By Paul Holtzman, Krokidas and Bluestein LLPPaul Holtzman

In November 2014, Massachusetts voters approved a ballot initiative entitling all employees in the state to earned sick leave, making the Commonwealth one of few states to adopt mandated sick leave policies.

Just as Massachusetts is a leader in addressing issues related to workplace policies, the state’s nonprofits are at the forefront of issues related to inequality, championing efforts to improve the lives of our residents.  With the Earned Sick Leave Act scheduled to go into effect on July 1, 2015, it is more important than ever for the state’s nonprofits to ensure compliance with this new law, both for the sake of their own employees and to advance the goal of expanded economic opportunity which they advocate.

Though situations may vary from organization to organization and it is always best to consult an attorney for guidance, here are five key points that nonprofits should keep in mind as they adjust to the Earned Sick Leave Act.

  1. The law applies to all public and private employers with 11 or more employees (including full-time, part-time, and temporary workers). For small organizations (with ten or fewer employees), the mandated sick time can be unpaid leave.
  1. Employees will accrue one hour of sick leave for every 30 hours worked, up to a maximum of 40 hours per calendar year. Sick time will be paid at the employee’s standard hourly rate.
  1. The Earned Sick Leave Act includes a few provisions that are broader than what is mandated in the Family and Medical Leave Act. Most notably, sick time may be used for a wider range of reasons, including: home care, preventative medical care (including mental illness), routine medical appointments, addressing the effects of domestic violence, and child care.
  1. Employees may carry over up to 40 hours of unused sick time into the next calendar year. Unlike vacation time, sick time is not considered a form of wages and is not required to be paid upon termination of employment.
  1. For sick leave exceeding three days, an employer may request medical documentation.
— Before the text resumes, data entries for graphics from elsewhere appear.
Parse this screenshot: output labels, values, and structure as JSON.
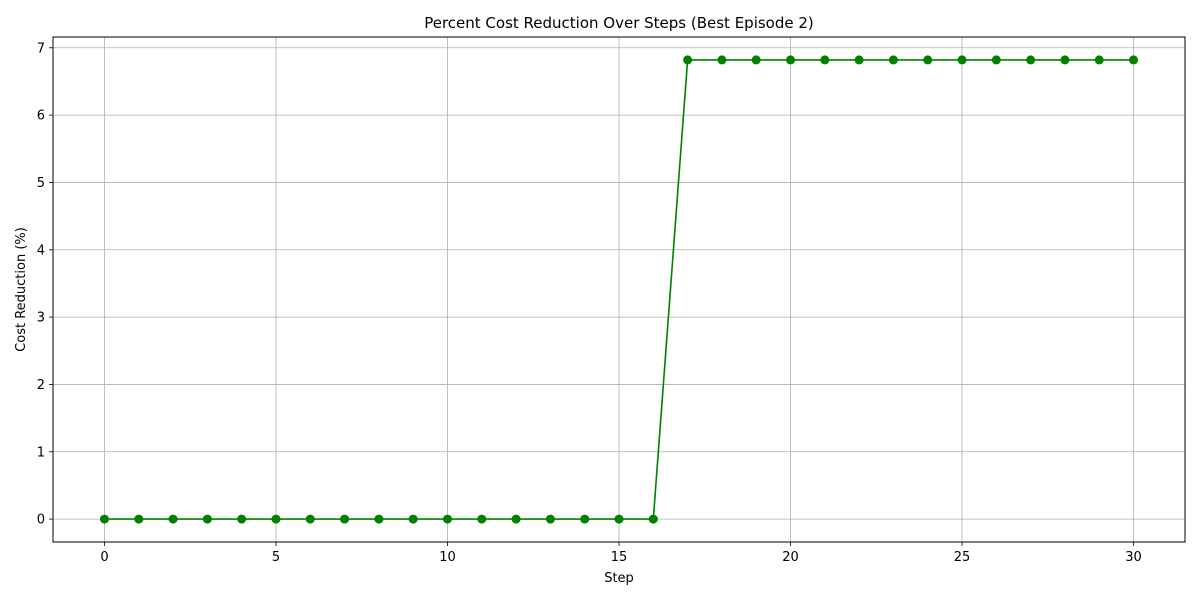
{
  "chart_data": {
    "type": "line",
    "title": "Percent Cost Reduction Over Steps (Best Episode 2)",
    "xlabel": "Step",
    "ylabel": "Cost Reduction (%)",
    "xlim": [
      -1.5,
      31.5
    ],
    "ylim": [
      -0.34,
      7.16
    ],
    "xticks": [
      0,
      5,
      10,
      15,
      20,
      25,
      30
    ],
    "yticks": [
      0,
      1,
      2,
      3,
      4,
      5,
      6,
      7
    ],
    "grid": true,
    "series": [
      {
        "color": "#008000",
        "marker": "circle",
        "x": [
          0,
          1,
          2,
          3,
          4,
          5,
          6,
          7,
          8,
          9,
          10,
          11,
          12,
          13,
          14,
          15,
          16,
          17,
          18,
          19,
          20,
          21,
          22,
          23,
          24,
          25,
          26,
          27,
          28,
          29,
          30
        ],
        "y": [
          0,
          0,
          0,
          0,
          0,
          0,
          0,
          0,
          0,
          0,
          0,
          0,
          0,
          0,
          0,
          0,
          0,
          6.82,
          6.82,
          6.82,
          6.82,
          6.82,
          6.82,
          6.82,
          6.82,
          6.82,
          6.82,
          6.82,
          6.82,
          6.82,
          6.82
        ]
      }
    ]
  }
}
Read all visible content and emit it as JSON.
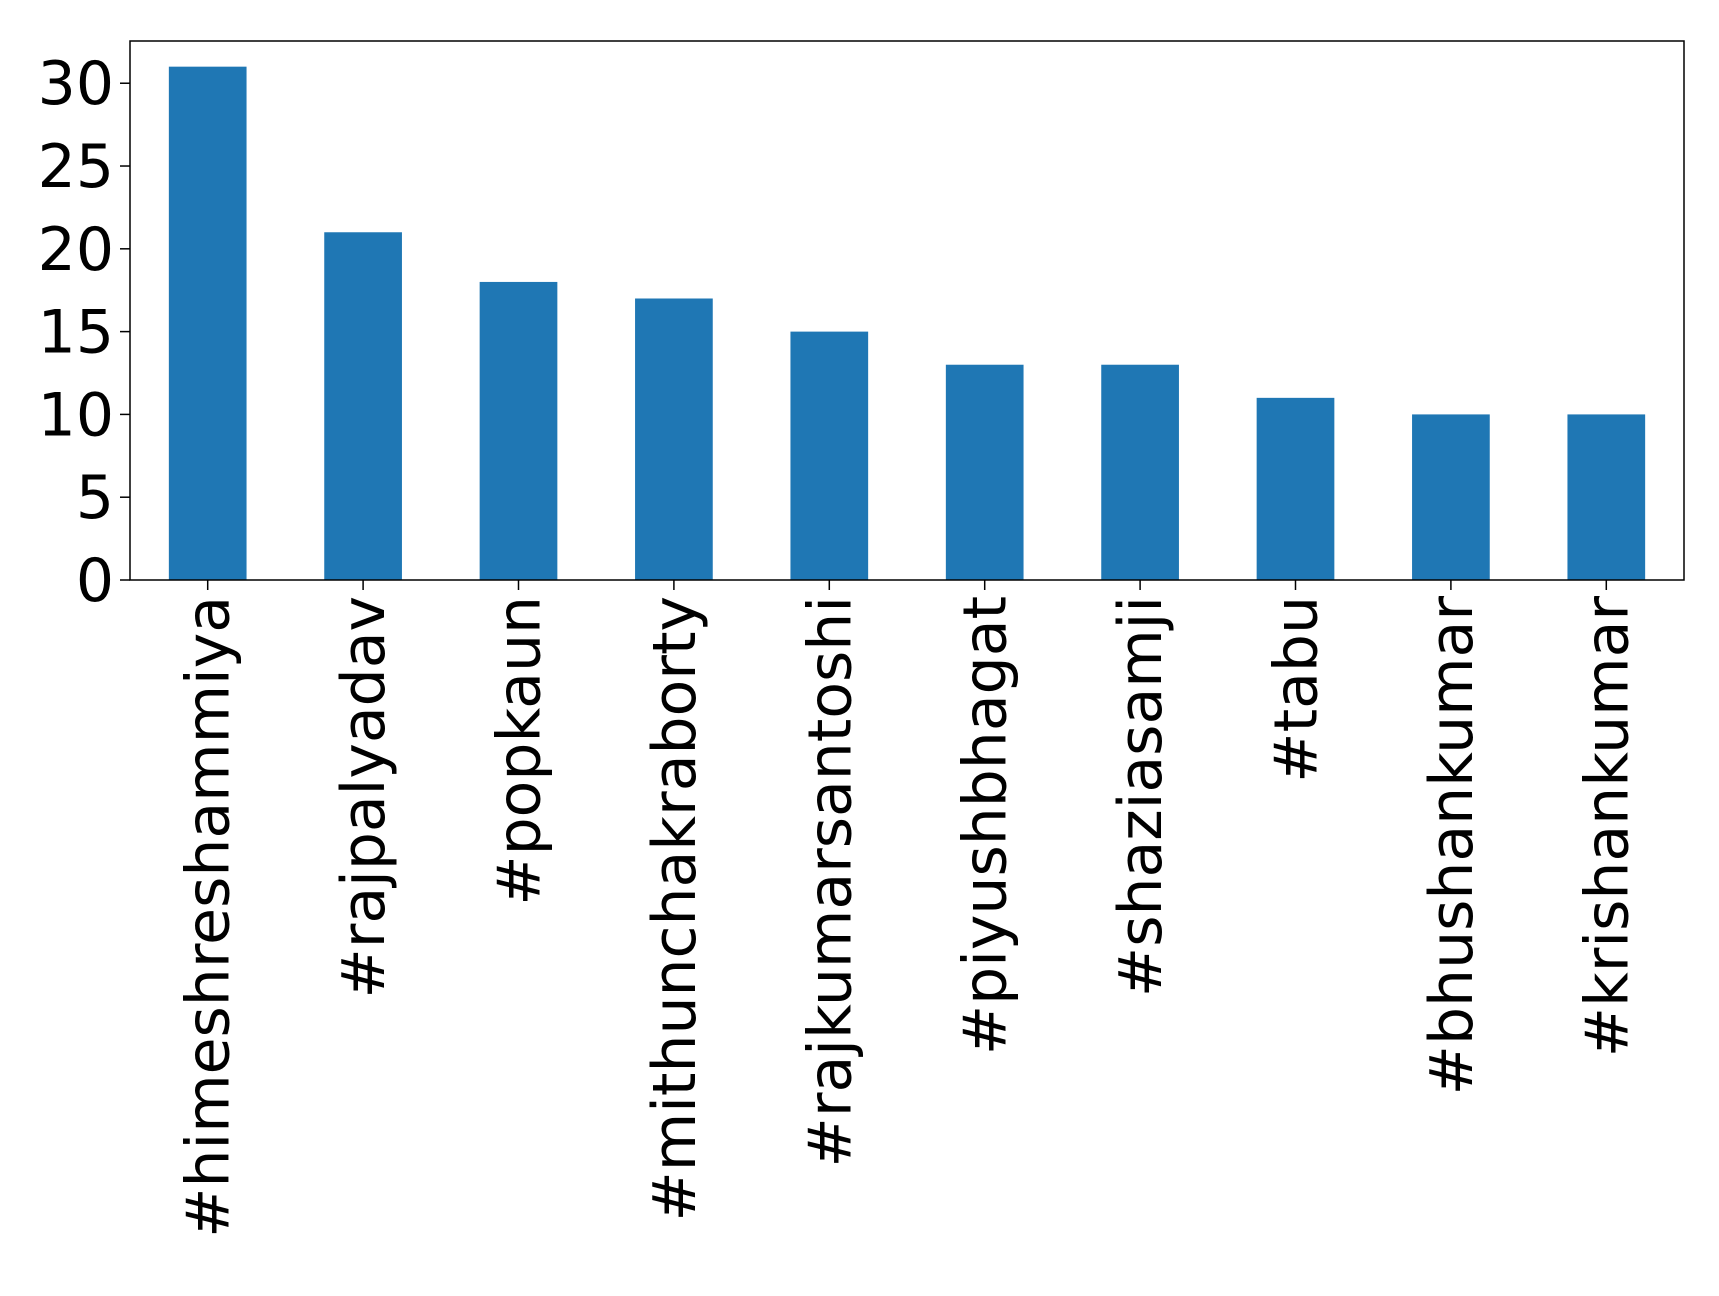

However, the employer cannot require information regarding the nature of the illness, and may not delay payment for sick time because the employee failed to provide documentation.

The new law raises a number of questions that may need to be resolved.  For instance, turnover in smaller nonprofit organizations is not uncommon.  For the purposes of the law, how is the employer’s size determined if the workforce fluctuates over a given year?  Additionally, may an employer decline to grant sick leave if the employee has failed to provide “reasonable” medical documentation?  While these issues are being resolved, the Attorney General’s office will provide guidance on compliance.

The Earned Sick Leave Act will no doubt bring significant changes to businesses and nonprofits in the Commonwealth.  Prior to the July 1 effective date, nonprofits should review existing PTO and sick time policies to determine what will need to be changed to comply with new mandates and prepare adequate training for managers, supervisors, and human resources administrators.  Notably, for those organizations which already offer benefits more generous than those mandated by the new law, there may be no need to change anything.